Il y a 225 ans : le début de la fin pour l’esclavage ?
Le 16 pluviôse an II (4 février 1794), l’assemblée de la Convention vote, dans l’enthousiasme général, l’abolition de l’esclavage dans les colonies françaises. Le texte énonce notamment : « La Convention déclare l’esclavage des nègres aboli dans toutes les colonies ; en conséquence, elle décrète que tous les hommes, sans distinction de couleur, domiciliés dans les colonies, sont citoyens français, et jouiront de tous les droits assurés par la Constitution. »
Cette abolition intervient quatre ans et demi après la nuit du 4 août 1789 qui a mis fin aux privilèges féodaux et au sujet desquels le duc François de La Rochefoucauld-Liancourt (1747-1827) envisageait d’étendre aux esclaves le principe d’égalité devant la loi. Mais les intentions du duc restent à l’état d’idée et de leurre. La Révolution ne prend pas d’emblée position en faveur de l’abolition de l’esclavage En ces temps troublés, les intérêts financiers continuent de primer sur le sort des 450.000 personnes constituant une main-d’œuvre gratuite, largement exploitée dans les plantations sucrières. Les colonies constituent une ressource économique de premier plan dont le nouveau régime ne doit pas se priver. Les pressions sont fortes sur les gouvernants de la Première République. Ainsi, les représentants des colonies menacent de se séparer de la métropole si l’on abroge l’esclavage et, le 28 mars 1792, l’Assemblée législative se contente d’établir une égalité de droit entre tous les hommes libres à l’exception des esclaves.
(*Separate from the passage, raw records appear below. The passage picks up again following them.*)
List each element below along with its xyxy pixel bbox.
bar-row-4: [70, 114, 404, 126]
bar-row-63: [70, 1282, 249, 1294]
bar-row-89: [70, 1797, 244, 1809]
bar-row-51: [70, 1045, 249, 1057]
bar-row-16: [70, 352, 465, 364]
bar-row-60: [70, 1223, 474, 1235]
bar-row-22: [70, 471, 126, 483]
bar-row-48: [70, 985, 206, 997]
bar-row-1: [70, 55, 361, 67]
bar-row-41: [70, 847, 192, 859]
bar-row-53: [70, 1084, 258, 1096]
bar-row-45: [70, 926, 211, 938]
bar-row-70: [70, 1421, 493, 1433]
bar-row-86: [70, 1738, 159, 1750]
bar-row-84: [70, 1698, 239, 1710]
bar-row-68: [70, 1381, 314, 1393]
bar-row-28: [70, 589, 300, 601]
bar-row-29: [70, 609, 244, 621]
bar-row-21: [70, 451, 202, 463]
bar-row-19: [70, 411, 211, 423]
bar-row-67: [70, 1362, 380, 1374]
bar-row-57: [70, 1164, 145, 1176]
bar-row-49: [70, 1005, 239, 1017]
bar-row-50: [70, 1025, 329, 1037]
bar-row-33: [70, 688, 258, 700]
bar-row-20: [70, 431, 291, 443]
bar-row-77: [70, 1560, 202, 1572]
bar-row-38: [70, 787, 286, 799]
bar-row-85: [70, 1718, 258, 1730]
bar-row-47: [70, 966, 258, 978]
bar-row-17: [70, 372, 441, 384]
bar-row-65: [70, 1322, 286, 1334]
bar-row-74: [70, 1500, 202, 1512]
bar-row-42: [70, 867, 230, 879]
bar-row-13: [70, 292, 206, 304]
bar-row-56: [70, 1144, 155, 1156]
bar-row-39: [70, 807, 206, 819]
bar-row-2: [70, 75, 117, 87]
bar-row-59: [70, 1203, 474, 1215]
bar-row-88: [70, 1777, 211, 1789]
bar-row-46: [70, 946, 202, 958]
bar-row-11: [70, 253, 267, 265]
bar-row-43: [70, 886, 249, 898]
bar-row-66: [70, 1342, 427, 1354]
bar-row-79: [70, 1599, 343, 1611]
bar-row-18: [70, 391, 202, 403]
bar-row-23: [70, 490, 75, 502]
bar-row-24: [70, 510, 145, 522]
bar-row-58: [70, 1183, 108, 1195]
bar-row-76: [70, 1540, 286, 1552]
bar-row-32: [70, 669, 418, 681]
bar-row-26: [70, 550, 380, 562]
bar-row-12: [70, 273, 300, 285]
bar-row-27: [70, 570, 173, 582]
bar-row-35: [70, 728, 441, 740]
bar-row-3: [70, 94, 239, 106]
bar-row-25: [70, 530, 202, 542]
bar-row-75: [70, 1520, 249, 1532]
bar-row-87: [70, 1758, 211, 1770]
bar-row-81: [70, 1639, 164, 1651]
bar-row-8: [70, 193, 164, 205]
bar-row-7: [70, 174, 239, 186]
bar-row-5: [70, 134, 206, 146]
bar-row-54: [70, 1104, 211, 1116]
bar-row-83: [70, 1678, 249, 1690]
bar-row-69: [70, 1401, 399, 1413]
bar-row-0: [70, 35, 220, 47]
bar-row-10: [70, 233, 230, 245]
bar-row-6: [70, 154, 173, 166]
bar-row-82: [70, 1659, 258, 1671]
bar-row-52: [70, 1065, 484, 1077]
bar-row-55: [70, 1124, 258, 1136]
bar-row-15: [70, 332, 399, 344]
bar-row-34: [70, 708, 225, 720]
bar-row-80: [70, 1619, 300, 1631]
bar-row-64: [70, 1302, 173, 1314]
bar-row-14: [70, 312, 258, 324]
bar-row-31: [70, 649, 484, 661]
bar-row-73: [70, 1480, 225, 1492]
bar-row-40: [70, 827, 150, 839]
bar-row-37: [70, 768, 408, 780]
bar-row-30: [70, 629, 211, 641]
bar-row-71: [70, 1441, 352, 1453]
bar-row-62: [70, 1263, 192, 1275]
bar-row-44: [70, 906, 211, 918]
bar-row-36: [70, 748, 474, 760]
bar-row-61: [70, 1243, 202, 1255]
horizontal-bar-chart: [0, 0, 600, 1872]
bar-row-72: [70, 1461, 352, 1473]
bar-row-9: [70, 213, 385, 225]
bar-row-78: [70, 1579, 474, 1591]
Ces derniers finissent par se révolter en Guadeloupe, tout d’abord, dans la nuit du 20 au 21 avril 1793. À Trois-Rivières, l’esclave Jean-Baptiste et 243 autres esclaves tuent une vingtaine de Blancs. Ensuite, le 7 juillet, une poignée d’aristocrates sont tués au fort Saint-Charles et une révolte de 1.200 esclaves, fin août 1793, se termine en bain de sang. Les affranchis et esclaves de Saint-Domingue (aujourd’hui Haïti) se soulèvent à leur tour, fin août-début septembre 1793. Une autre menace surgit : la possible invasion de Saint-Domingue par les Anglais. Le commissaire de Saint-Domingue, Léger-Félicité Sonthonax (1763-1813), décide de libérer et armer les esclaves pour en faire des soldats et, ainsi, sauver la colonie de l’invasion anglaise.
C’est notamment dans ce contexte qu’est signé le décret du 4 février. Il est appliqué à Saint-Domingue, en Guyane et en Guadeloupe, mais pas en Martinique ni à Tobago, alors occupées par les Britanniques. Il n’est pas appliqué, non plus, aux Mascareignes (La Réunion et l’Île-de-France*) car l’administration locale refuse de l’appliquer ! En 1802, Bonaparte décide de ne pas appliquer le décret de 1794 aux territoires récemment restitués par l’Angleterre via le traité d’Amiens. En 1815, pendant les Cent Jours, Napoléon décrète l’abolition de la traite négrière, décision confirmée par le traité de Paris en novembre 1815. Mais cette décision ne trouve aucun écho dans la réalité. Il faut attendre le décret du 27 avril 1848, pris sous l’impulsion de Victor Schœlcher, pour voir l’esclavage totalement aboli sur l’ensemble du territoire français.